Heat in most semiconductor materials, including the traditional group IV elements (Si, Ge, diamond), III-V compounds (GaAs, wide-bandgap GaN), and carbon allotropes (graphene, CNTs), as well as emerging new materials like transition metal dichalcogenides (TMDCs), is stored and transported by lattice vibrations (phonons). Phonon generation through interactions with electrons (in nanoelectronics, power, and nonequilibrium devices) and light (optoelectronics) is the central mechanism of heat dissipation in nanoelectronics.
This book focuses on the area of thermal effects in nanostructures, including the generation, transport, and conversion of heat at the nanoscale level. Phonon transport, including thermal conductivity in nanostructured materials, as well as numerical simulation methods, such as phonon Monte Carlo, Green's functions, and first principles methods, feature prominently in the book, which comprises four main themes: (i) phonon generation/heat dissipation, (i) nanoscale phonon transport, (iii) applications/devices (including thermoelectrics), and (iv) emerging materials (graphene/2D). The book also covers recent advances in nanophononics--the study of phonons at the nanoscale. Applications of nanophononics focus on thermoelectric (TE) and tandem TE/photovoltaic energy conversion. The applications are augmented by a chapter on heat dissipation and self-heating in nanoelectronic devices. The book concludes with a chapter on thermal transport in nanoscale graphene ribbons, covering recent advances in phonon transport in 2D materials.

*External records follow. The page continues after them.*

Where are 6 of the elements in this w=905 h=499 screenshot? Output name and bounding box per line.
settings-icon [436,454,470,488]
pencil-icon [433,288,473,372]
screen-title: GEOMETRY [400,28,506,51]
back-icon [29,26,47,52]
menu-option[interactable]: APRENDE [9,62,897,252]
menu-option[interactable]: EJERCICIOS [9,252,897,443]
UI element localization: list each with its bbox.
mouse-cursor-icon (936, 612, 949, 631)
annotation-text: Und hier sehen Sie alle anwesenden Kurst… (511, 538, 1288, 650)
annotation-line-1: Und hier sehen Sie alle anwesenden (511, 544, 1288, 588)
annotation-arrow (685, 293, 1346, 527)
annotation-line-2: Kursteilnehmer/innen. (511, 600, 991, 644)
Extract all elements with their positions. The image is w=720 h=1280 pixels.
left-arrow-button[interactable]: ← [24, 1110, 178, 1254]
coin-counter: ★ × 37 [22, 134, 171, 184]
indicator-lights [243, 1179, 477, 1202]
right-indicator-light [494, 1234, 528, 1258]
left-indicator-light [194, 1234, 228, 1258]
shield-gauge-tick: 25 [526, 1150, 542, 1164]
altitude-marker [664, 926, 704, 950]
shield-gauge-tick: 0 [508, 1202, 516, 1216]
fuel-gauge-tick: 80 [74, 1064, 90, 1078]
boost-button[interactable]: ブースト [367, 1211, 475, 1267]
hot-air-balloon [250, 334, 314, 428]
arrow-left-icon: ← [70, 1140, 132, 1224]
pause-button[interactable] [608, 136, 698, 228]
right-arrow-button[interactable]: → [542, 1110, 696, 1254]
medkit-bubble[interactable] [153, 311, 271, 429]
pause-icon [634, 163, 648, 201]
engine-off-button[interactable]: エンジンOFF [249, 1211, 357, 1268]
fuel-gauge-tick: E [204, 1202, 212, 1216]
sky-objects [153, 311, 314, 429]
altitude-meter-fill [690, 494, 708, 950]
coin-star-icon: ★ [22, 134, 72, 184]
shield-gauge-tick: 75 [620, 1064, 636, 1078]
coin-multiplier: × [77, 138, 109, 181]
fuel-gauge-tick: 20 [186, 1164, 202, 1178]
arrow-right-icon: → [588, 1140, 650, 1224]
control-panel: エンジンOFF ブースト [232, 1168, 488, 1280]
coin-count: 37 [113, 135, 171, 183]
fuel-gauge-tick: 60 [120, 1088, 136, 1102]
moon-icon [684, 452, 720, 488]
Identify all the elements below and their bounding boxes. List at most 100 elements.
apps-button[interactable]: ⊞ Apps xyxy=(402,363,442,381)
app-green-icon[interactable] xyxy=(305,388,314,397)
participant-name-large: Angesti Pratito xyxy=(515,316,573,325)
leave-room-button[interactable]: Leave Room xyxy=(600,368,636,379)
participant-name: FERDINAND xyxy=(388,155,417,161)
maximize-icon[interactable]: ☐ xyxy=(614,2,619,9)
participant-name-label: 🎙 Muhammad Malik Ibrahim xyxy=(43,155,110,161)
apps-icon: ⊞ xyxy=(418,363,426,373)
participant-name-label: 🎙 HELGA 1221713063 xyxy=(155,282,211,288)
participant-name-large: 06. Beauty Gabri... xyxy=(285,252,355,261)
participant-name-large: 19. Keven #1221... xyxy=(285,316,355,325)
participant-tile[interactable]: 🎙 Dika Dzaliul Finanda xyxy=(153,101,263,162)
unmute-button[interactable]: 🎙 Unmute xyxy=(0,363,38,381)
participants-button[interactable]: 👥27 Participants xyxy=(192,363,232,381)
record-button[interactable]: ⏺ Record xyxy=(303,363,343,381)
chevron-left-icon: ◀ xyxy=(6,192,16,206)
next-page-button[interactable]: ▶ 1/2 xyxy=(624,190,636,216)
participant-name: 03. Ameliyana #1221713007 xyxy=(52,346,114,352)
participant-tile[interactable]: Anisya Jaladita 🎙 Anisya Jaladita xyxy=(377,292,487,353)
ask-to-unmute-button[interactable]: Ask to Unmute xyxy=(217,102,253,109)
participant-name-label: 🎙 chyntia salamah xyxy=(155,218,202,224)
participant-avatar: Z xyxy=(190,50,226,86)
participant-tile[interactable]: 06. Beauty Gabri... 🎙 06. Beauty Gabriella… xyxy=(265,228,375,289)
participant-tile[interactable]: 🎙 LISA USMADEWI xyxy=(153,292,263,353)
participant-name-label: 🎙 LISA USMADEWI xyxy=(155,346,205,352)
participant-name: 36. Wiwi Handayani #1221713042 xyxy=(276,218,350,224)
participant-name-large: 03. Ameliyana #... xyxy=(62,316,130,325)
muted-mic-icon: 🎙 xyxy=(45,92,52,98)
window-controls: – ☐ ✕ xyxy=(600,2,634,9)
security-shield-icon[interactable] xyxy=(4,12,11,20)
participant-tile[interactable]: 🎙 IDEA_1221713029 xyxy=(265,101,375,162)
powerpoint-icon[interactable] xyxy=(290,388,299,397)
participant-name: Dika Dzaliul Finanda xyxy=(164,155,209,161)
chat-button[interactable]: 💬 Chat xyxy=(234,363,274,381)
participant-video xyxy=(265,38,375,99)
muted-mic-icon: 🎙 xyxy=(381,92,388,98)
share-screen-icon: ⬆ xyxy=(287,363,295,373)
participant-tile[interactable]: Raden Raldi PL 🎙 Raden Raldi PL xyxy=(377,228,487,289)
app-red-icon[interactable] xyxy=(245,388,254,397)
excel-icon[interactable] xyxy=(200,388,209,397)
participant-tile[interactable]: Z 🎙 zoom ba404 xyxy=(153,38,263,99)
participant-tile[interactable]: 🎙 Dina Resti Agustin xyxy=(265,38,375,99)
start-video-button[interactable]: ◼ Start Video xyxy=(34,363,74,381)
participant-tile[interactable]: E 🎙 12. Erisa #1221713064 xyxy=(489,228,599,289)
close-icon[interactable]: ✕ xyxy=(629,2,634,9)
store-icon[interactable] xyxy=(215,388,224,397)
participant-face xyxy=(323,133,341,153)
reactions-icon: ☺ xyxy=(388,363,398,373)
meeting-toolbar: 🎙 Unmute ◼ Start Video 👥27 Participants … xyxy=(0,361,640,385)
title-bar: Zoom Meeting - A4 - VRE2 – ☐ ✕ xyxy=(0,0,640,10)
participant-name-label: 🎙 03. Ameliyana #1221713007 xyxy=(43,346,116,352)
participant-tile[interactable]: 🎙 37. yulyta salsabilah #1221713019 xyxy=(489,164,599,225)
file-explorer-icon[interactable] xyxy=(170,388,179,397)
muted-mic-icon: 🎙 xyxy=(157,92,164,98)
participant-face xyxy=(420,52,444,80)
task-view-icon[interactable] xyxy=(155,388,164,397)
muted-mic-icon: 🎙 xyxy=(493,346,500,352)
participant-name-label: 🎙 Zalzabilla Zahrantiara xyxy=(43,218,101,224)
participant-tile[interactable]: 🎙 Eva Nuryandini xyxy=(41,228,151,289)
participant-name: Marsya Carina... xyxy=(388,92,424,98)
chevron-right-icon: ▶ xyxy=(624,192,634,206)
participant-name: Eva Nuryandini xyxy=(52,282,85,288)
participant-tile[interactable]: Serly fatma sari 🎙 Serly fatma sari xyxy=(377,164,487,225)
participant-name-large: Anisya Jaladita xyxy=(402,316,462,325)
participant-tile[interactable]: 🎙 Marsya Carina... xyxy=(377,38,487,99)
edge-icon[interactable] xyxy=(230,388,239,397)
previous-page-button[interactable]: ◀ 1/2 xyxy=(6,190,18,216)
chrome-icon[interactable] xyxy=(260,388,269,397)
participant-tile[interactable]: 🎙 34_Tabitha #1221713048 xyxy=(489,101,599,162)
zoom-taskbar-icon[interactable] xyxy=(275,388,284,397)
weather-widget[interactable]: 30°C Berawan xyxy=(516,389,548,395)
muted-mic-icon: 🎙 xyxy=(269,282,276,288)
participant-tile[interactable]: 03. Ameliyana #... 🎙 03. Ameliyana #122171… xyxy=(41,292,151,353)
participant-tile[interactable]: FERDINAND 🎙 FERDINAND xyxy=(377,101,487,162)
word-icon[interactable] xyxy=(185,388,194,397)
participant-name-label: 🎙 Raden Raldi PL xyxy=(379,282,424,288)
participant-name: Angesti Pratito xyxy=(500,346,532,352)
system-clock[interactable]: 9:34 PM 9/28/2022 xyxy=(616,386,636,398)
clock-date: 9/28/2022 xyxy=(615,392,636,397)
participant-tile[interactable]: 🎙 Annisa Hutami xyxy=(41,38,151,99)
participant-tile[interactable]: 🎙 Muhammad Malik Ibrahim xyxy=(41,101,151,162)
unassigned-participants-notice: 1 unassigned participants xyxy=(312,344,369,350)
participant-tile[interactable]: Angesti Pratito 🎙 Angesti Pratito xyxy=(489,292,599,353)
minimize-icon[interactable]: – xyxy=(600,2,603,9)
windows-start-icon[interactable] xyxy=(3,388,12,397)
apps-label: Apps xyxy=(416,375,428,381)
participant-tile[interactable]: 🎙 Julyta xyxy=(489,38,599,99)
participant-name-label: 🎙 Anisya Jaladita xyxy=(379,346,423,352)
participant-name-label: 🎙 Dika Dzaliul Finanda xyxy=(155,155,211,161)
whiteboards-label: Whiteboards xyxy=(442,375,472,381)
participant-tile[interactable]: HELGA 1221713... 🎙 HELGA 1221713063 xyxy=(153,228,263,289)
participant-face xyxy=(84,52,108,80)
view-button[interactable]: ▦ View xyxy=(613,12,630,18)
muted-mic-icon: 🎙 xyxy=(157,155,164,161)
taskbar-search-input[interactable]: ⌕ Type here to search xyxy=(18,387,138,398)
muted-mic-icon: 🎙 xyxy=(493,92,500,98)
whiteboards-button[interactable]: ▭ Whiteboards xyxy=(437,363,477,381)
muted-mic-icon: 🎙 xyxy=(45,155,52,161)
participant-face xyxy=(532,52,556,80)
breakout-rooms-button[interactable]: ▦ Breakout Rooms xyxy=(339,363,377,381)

The book will be an excellent reference for researchers and graduate students of nanoelectronics, device engineering, nanoscale heat transfer, and thermoelectric energy conversion. The book could also be a basis for a graduate special topics course in the field of nanoscale heat and energy.
About the Author: Zlatan Aksamija received his BS, MS, and PhD in electrical engineering (with a computational science and engineering option) from the University of Illinois at Urbana/Champaign. His dissertation work entitled Thermal Effects in Semiconductor Materials and Devices was supported by a DOE Computational Science Graduate Fellowship (2005-2009). Zlatan was ranked as an Outstanding TA by his students in the fall of 2004. He was awarded an Outstanding Paper award at the EIT'07 conference and a Greg Stillman Memorial semiconductor graduate research award in 2008. From 2009 to 2011, Zlatan was a Computing Innovation Postdoctoral Fellow in the ECE department at the University of Wisconsin-Madison. His research, supported by the CIFellows program from the Computing Research Association, focused on semiconductor nanostructures for thermoelectric (TE) energy conversion applications, as well as numerical methods for the simulation of electronic and thermal transport in nanostructures. Subsequently, Zlatan was the NSF CI TraCS Fellow at the University of Wisconsin-Madison, where he continued to work on computational nanoscience for energy-efficient electronic and TE materials and devices. In 2013, Zlatan became assistant professor in the Electrical and Computer Engineering Department at the University of Massachusetts-Amherst and founded the NanoEnergy & Thermophysics (NET) Laboratory, where he continues his research on energy transport and conversion in semiconductor nanostructures, focusing on phonon transport and TE conversion in semiconductor nanostructures.